Well, I haven't had so much fun playing Blackjack in a long time. It was that good ole boy, DeWayne. He was quite a hoot. He was too much fun to hang with that night. And he started a streak of luck I had been needing. I was looking for someone to laugh with and they were at that Blackjack table looking like they were having some fun. So I walked up and said, "So, is she paying you guys?" "Heck, yeah," DeWayne said. So I sat, I drank, I laughed, I won and I had a fucking great time!!!
There are two souls that I admire and have a strong affection for. Those two people are Joseph Campbell and Wayne Dyer. These two have hit the proverbial head on the proverbial nail when it comes to spirituality. I know, because I had a tremendous spiritual experience that opened my mind to many of their ideas. But these ideas came to me BEFORE I had ever HEARD or READ anything they ever said or wrote. I feel as though I have tapped into what Wayne calls the "Source"...the Matrix. I recognize self-actualization, because it truly happened to me!
Kids!!! You can't live with 'em, you can't live without 'em and you can't kill 'em!!! People without children have no idea the enormity of taking on that responsibility. It is the toughest job on the planet and you get paid nothing for it. In fact, you pay an enormous amount of money for it. If any of us knew what lay ahead, we would never do it!!! Then, none of us would be here. Oh, the agony and ecstasy of it all!!! You can't have joy without sorrow, no life without birth. And that's the name of that tune!
I have a debate going with a friend. A male friend. He says there is no such thing as a romantic man. I say that is absolutely ridiculous. There are romantic men out there...there just aren't that many of them. He says they are only romantic in the beginning, but it all ends eventually. I totally disagree. If the two are romantics TOGETHER, then it will last. But if only one is a romantic and the other not, then it's a losing situation. So I'm taking a poll...MEN...who's right, me or him??? Please e-mail responses to me.

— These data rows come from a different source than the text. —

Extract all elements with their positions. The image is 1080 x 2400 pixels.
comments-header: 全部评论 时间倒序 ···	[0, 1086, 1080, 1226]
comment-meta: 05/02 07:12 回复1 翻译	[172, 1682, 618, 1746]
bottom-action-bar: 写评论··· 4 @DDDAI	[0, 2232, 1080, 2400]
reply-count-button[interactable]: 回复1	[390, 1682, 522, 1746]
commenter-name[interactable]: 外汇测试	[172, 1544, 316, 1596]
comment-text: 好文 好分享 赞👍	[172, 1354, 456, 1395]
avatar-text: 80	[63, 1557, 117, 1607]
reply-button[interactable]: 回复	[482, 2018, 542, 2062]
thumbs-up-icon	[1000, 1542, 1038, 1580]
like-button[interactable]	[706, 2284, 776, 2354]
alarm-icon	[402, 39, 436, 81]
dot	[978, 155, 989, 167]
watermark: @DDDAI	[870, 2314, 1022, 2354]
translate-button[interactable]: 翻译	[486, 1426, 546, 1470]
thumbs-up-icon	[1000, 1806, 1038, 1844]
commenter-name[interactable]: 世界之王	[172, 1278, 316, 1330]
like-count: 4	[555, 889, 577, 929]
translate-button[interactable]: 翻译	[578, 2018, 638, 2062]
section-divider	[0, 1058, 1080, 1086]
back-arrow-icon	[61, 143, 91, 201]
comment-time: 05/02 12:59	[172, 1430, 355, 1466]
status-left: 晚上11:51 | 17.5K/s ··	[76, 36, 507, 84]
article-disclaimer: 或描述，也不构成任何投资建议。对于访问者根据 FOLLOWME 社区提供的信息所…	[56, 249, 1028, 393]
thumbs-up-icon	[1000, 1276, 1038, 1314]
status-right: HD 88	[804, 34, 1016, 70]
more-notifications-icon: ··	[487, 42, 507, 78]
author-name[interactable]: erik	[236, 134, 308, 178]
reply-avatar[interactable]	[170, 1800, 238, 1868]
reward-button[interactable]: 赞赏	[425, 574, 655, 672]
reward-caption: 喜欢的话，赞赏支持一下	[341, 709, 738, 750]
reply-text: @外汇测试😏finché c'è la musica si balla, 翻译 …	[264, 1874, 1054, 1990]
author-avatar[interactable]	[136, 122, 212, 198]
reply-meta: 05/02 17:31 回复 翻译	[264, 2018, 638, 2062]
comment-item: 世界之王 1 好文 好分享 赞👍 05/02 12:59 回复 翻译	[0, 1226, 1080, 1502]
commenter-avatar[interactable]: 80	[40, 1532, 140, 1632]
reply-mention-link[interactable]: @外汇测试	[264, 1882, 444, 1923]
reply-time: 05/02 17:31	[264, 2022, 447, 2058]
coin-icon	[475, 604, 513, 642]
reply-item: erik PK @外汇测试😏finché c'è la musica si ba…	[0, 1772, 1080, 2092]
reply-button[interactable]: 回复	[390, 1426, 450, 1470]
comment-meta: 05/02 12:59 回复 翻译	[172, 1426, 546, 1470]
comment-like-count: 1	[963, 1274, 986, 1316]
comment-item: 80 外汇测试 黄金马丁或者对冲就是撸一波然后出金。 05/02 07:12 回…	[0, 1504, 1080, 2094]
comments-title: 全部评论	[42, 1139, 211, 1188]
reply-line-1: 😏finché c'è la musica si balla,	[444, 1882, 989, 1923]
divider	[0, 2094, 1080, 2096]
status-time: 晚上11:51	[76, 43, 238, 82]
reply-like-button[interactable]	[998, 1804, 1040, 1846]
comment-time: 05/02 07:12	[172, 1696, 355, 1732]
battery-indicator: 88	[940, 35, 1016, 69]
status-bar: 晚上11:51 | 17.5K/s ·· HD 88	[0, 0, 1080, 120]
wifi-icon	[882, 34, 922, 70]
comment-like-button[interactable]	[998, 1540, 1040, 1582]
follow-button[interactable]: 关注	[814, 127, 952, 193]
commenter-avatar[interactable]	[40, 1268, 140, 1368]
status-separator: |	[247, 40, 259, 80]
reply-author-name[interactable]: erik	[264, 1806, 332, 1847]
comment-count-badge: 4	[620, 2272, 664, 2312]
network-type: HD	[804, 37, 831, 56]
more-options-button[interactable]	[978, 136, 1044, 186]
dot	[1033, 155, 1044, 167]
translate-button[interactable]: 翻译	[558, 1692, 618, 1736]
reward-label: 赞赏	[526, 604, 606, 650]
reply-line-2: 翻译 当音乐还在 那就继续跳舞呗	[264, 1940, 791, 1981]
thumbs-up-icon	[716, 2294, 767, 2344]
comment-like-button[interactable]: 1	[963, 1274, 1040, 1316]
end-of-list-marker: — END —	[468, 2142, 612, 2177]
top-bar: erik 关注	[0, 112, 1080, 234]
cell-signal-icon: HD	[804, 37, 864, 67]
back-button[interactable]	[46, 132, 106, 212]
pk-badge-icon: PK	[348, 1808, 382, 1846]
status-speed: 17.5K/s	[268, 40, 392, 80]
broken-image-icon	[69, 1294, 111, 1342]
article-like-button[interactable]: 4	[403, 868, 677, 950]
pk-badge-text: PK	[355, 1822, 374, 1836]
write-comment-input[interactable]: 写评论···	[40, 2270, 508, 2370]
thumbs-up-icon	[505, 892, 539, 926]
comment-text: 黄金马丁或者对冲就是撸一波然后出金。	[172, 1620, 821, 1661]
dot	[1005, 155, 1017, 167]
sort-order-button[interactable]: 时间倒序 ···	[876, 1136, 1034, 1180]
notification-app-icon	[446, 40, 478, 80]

I have to clear something up. I am not a child hater. I am a mother who loves her children with all her heart and soul. That's why when they do something incredibly stupid or act in a way that completely bewilders you...sometimes we vent. Venting is an excellent way to purge the soul and love does not mean never feeling anger. Love means getting past the anger and letting forgiveness take over. At the same time, the forgivee has to suffer the consequences of their actions if they are ever to learn a lesson. That's the hardest part.
Does true love exist? If so, can it exist with several different people over the course of a lifetime or are those just stepping stones along the way? I sure thought I was in love a few times. But I have never experienced the "take your breath away, I can't live without you" kind of love...passionate love...the kind of love you see in the movies or read about in novels. Is there really a "one"? And if so, how do you find him? I've decided not to settle for less! Been there, done that! I'ld rather be alone.
Well, dang it!!! Why did I have to lose that goddamn pool key??? Here it is, Memorial Day...it's hot...I'm all alone and the pool is just across the way. I can hear the children laughing and playing as I sit here typing this last day of May. I can't believe I made it another month. I got featured already. I can't believe how great I feel about my life right now...taking some down time. DAMN IT!!! I wish I could go to the pool for a dip and some sun. I gotta call that freakin' association TOMORROW!!!